Robot Galaxy was a mall-based retail and entertainment company that allowed children to build their own personalized robots. The Robot Galaxy brand included retail stores, an online virtual world, and a comic book series.

==History==
Robot Galaxy was founded in 2007 by entrepreneur Oliver Mitchell and former retail executive Ken Pilot . The first two stores opened October 2007; one in the Palisades Center in West Nyack, NY and the other in the Freehold Raceway Mall in Freehold, NJ. In November 2008, Robot Galaxy opened a store within Toys R Us Times Square .

==Retail==
The store experience allowed children to customize their own personal robots. Children began by picking a character from the comic book series and then choose from a variety of different motorized parts and accessories to construct a unique robot. Considering the number of robot parts to choose from, there were over a thousand possible robots.

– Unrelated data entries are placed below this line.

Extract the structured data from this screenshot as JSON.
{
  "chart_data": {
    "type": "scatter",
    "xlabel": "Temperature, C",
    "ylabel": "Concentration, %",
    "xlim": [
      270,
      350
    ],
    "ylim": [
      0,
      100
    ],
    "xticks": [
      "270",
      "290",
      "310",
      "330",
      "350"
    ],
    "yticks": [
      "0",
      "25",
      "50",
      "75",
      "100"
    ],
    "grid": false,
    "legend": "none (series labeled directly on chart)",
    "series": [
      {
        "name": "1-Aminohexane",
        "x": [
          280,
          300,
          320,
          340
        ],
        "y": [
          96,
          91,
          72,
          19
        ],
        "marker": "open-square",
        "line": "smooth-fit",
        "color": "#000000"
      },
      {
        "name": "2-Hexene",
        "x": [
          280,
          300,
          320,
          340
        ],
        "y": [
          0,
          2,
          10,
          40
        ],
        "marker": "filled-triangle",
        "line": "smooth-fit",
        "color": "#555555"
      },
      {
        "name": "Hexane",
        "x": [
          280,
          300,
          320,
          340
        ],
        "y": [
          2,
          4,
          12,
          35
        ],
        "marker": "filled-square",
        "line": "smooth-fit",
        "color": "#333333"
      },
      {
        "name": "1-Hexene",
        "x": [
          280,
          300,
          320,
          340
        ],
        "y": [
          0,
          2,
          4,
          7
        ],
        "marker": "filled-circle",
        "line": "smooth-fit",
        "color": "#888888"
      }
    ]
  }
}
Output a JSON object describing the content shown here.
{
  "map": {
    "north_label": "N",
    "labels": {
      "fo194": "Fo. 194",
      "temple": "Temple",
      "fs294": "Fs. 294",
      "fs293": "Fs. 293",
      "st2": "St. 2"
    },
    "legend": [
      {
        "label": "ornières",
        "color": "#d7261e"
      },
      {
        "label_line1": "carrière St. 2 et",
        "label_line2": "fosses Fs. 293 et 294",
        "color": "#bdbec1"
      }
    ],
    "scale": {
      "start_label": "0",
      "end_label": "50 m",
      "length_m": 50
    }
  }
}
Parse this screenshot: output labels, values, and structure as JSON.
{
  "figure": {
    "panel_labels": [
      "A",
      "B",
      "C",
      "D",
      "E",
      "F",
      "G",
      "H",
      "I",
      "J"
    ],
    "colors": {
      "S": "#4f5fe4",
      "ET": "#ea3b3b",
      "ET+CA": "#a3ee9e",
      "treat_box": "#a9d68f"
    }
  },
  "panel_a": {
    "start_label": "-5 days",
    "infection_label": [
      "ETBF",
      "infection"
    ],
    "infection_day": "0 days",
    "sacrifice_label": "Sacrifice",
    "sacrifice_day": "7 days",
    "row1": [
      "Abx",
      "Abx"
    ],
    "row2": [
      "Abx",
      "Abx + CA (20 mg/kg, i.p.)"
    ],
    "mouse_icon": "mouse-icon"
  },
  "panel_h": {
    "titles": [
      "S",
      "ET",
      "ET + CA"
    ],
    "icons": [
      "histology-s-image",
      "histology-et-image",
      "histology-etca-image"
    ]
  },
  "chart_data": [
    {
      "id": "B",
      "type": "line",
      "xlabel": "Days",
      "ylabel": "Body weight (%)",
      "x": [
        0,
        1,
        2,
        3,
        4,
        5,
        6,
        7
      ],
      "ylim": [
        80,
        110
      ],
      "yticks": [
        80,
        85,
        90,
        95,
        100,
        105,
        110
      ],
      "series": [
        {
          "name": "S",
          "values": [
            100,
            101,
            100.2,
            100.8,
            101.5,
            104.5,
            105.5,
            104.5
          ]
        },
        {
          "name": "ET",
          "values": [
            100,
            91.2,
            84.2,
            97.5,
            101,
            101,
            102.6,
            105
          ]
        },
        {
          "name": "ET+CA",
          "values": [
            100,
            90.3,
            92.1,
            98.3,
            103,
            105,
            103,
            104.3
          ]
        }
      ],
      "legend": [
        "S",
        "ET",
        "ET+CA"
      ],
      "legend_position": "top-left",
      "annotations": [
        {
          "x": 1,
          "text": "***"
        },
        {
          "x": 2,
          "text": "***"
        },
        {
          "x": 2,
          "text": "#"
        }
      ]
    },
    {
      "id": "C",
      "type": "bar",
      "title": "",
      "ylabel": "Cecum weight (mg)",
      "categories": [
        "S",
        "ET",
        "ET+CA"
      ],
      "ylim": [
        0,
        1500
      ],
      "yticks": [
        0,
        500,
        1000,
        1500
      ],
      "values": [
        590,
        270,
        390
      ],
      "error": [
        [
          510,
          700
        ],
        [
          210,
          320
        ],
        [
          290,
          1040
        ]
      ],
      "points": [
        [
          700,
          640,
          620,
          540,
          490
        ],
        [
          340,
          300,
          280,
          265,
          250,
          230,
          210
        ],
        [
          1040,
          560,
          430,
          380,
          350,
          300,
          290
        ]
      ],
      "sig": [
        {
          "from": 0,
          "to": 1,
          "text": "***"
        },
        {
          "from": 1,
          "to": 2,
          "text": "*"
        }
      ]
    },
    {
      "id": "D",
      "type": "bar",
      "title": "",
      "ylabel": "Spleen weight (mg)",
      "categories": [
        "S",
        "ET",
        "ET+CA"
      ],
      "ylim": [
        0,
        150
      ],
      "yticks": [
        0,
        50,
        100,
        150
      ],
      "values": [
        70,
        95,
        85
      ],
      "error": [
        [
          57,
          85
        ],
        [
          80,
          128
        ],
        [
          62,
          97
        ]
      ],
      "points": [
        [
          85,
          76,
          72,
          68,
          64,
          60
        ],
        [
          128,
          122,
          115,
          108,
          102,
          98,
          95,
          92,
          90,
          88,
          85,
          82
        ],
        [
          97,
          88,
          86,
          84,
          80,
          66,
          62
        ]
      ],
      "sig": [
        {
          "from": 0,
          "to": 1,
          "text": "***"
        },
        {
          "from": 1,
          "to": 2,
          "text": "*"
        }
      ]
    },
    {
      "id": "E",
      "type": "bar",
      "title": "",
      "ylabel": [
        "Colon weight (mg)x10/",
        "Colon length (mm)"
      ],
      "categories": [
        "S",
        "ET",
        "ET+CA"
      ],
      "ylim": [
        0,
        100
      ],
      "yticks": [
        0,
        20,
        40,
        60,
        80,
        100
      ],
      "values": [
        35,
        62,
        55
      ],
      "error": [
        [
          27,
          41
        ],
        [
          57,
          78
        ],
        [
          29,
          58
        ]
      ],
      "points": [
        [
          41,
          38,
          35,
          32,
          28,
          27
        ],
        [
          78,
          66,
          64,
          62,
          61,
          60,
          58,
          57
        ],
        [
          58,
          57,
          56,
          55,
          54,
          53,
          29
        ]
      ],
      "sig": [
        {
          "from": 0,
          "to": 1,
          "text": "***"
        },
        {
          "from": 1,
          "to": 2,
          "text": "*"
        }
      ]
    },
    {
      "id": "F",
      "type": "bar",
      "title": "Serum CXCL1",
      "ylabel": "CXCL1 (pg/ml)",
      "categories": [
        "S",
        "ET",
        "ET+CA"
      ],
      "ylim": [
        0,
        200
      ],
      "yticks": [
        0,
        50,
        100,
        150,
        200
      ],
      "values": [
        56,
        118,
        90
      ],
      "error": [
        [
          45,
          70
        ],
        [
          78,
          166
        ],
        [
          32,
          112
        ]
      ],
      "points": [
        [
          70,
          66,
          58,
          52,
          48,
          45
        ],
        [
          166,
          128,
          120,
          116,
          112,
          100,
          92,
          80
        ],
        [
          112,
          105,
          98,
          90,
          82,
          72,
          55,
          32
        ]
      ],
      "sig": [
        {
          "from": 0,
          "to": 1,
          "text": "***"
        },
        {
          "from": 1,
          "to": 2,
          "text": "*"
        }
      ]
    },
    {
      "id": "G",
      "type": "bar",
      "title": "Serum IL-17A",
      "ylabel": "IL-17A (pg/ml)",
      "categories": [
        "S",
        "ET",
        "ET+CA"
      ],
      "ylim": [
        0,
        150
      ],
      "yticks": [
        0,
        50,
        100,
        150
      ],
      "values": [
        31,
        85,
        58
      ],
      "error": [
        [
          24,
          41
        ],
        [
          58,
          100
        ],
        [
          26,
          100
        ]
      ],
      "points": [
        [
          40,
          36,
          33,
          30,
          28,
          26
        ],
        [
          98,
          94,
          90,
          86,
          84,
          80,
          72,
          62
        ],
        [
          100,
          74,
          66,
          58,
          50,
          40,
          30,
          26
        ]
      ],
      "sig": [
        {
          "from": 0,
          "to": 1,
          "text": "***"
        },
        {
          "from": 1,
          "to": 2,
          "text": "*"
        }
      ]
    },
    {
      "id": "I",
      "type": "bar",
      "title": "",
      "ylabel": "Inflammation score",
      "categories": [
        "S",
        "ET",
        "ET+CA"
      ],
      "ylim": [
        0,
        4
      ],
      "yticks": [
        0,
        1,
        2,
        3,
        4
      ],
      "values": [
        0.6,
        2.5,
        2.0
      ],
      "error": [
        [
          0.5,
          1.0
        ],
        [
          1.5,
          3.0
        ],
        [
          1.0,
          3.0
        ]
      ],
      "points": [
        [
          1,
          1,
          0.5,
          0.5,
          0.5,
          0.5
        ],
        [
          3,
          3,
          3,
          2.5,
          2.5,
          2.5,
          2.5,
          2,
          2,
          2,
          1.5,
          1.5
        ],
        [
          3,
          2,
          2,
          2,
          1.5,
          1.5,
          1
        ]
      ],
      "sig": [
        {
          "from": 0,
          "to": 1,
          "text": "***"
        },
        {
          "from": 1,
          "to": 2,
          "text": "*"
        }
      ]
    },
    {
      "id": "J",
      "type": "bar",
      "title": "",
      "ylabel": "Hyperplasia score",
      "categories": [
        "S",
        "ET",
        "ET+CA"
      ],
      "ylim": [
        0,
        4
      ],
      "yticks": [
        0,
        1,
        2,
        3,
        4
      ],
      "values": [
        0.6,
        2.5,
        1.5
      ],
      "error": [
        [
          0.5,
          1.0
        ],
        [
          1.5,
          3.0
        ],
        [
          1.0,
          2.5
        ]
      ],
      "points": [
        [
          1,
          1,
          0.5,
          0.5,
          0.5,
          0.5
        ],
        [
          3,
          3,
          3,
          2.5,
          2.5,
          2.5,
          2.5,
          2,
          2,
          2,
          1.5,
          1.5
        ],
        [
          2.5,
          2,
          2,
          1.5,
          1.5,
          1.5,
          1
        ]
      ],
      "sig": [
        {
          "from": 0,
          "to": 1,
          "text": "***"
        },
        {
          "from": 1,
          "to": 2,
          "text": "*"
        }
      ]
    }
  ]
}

Once activated, the robots have a USB connection that allowed robot owners to plug their robots into their computers, connecting to the Robot Galaxy virtual world.

==Online virtual world==
The online virtual world provided a safe community for children to play games and battle with other robots. By playing games and collecting points, children can unlock new features on their robots.

==Comic book series==
There are four comic books. The comic books explain the story of the Robot Galaxy, and include all robots available for sale in stores.